Автор оригинала
dandeaix
Оригинал
https://archiveofourown.org/works/23766898
Пэйринг и персонажи
Описание
медленный танец в военном госпитале
Примечания
разрешение на перевод получено. понравился фик — бегом ставить кудос на оригинал, не я придумываю правила
сугио из э гилти плежа сори нот сори
jazzy
05 сентября 2022, 08:00
С такой легкой глазной инфекцией, которая его и подкосила, в госпиталь обычно не отправляют, но снайперы, как водится, в армии на особом счету.
И все-таки факт остается фактом: это невероятно унылое занятие — днями напролет сидеть взаперти с целой палатой надрывно стонущих солдат, половина из которых наверняка помрет к концу месяца.

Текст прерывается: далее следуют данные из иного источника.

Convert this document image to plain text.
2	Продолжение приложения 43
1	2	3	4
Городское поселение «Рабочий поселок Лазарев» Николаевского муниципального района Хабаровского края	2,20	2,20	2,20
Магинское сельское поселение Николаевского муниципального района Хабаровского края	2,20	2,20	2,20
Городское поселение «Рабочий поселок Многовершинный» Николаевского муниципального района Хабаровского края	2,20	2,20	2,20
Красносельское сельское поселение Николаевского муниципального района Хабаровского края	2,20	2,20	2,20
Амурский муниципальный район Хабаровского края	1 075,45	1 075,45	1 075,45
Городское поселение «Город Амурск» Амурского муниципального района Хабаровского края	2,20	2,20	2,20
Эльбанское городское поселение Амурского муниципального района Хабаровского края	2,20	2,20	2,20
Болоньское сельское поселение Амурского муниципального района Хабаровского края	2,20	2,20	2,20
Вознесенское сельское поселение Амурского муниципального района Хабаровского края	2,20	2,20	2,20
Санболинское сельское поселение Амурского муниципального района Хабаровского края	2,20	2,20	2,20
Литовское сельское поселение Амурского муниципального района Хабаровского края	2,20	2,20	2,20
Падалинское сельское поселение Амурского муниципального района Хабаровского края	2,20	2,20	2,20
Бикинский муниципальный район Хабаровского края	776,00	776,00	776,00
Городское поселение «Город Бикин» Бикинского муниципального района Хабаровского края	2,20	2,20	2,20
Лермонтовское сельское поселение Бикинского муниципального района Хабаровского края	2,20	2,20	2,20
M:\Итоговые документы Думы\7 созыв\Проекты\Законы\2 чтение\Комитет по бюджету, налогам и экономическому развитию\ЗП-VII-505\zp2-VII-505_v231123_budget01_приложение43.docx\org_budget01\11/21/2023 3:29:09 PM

Скука, в общем, смертная. Огата всегда с трудом переваривал умирающих, и даже с опытом терпеть их не научился, хотя этого опыта у него набралось как раз предостаточно: война-то в полном разгаре.
Из угла комнаты доносится громкий шум. Одна медсестра взвизгивает, другая — выругивается. Огата не особо понимает, что происходит вокруг: перед глазами застыла мутная пелена, из-за которой мир видится палитрой неясных, смазанных цветных силуэтов. Он вообще ни черта не видит. До него доносится стук металлического подноса и радостные возгласы собратьев по оружию.

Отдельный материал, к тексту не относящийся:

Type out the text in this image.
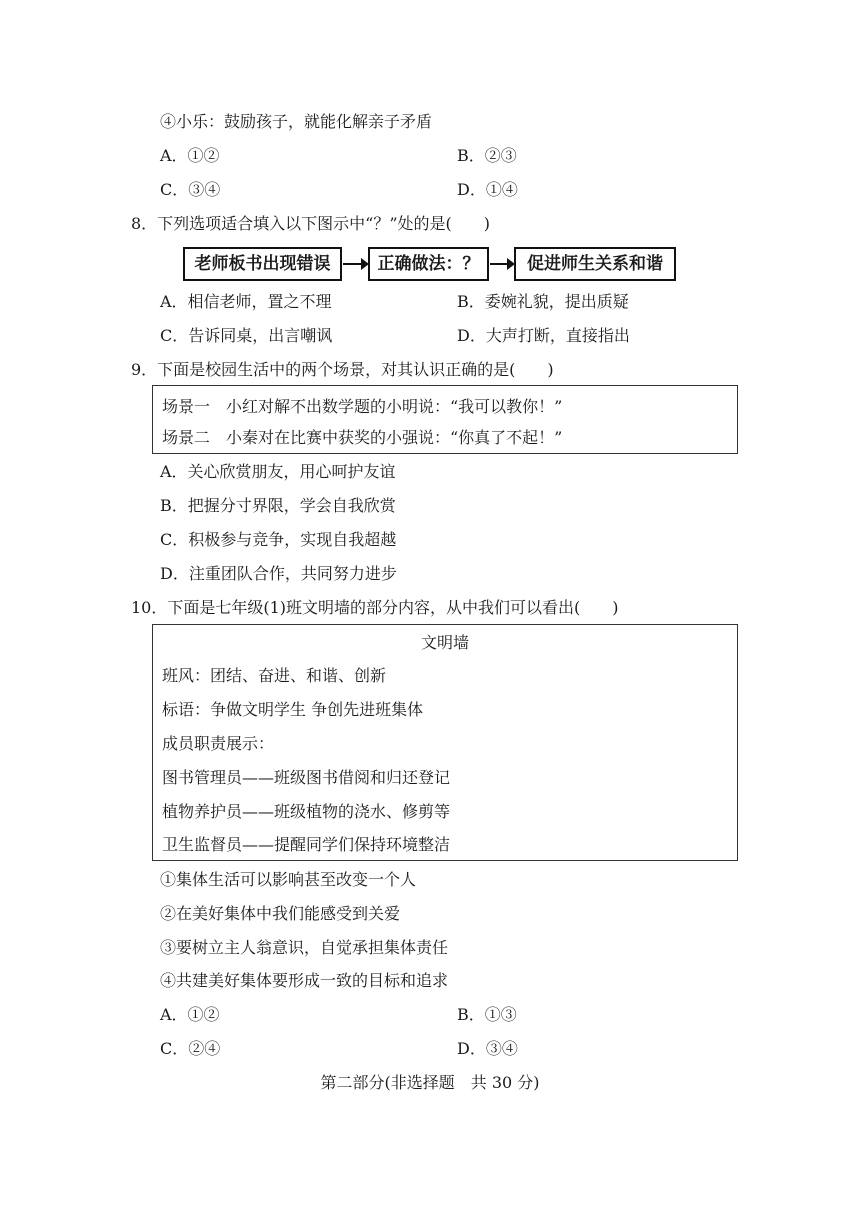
④小乐：鼓励孩子，就能化解亲子矛盾
A．①②	B．②③
C．③④	D．①④
8．下列选项适合填入以下图示中“？”处的是(　　)
老师板书出现错误	正确做法：？	促进师生关系和谐
A．相信老师，置之不理	B．委婉礼貌，提出质疑
C．告诉同桌，出言嘲讽	D．大声打断，直接指出
9．下面是校园生活中的两个场景，对其认识正确的是(　　)
场景一　小红对解不出数学题的小明说：“我可以教你！”
场景二　小秦对在比赛中获奖的小强说：“你真了不起！”
A．关心欣赏朋友，用心呵护友谊
B．把握分寸界限，学会自我欣赏
C．积极参与竞争，实现自我超越
D．注重团队合作，共同努力进步
10．下面是七年级(1)班文明墙的部分内容，从中我们可以看出(　　)
文明墙
班风：团结、奋进、和谐、创新
标语：争做文明学生 争创先进班集体
成员职责展示：
图书管理员——班级图书借阅和归还登记
植物养护员——班级植物的浇水、修剪等
卫生监督员——提醒同学们保持环境整洁
①集体生活可以影响甚至改变一个人
②在美好集体中我们能感受到关爱
③要树立主人翁意识，自觉承担集体责任
④共建美好集体要形成一致的目标和追求
A．①②	B．①③
C．②④	D．③④
第二部分(非选择题　共 30 分)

— А ну-ка разошлись по койкам, — прикрикивает одна из сестер (Тошико? Йошико?) на нарушителей спокойствия, и по палате проходится еще один залп смеха.
А потом все опять возвращается на круги своя.
— Так и с ума сойти можно, — бормочет Огата, поднимаясь на ноги. Все тело ломит: болят и шея, и бедра, и, как ни странно, место посередине позвоночника.
— Куда намылился? — останавливает его другая медсестра (Аой, эту-то ни с кем не перепутаешь). — А, это ты. Черт с тобой. Но куда идешь-то?
Огата неопределенно обводит рукой вокруг.
— В сад, — покладисто отвечает он, — в столовую. Куда угодно.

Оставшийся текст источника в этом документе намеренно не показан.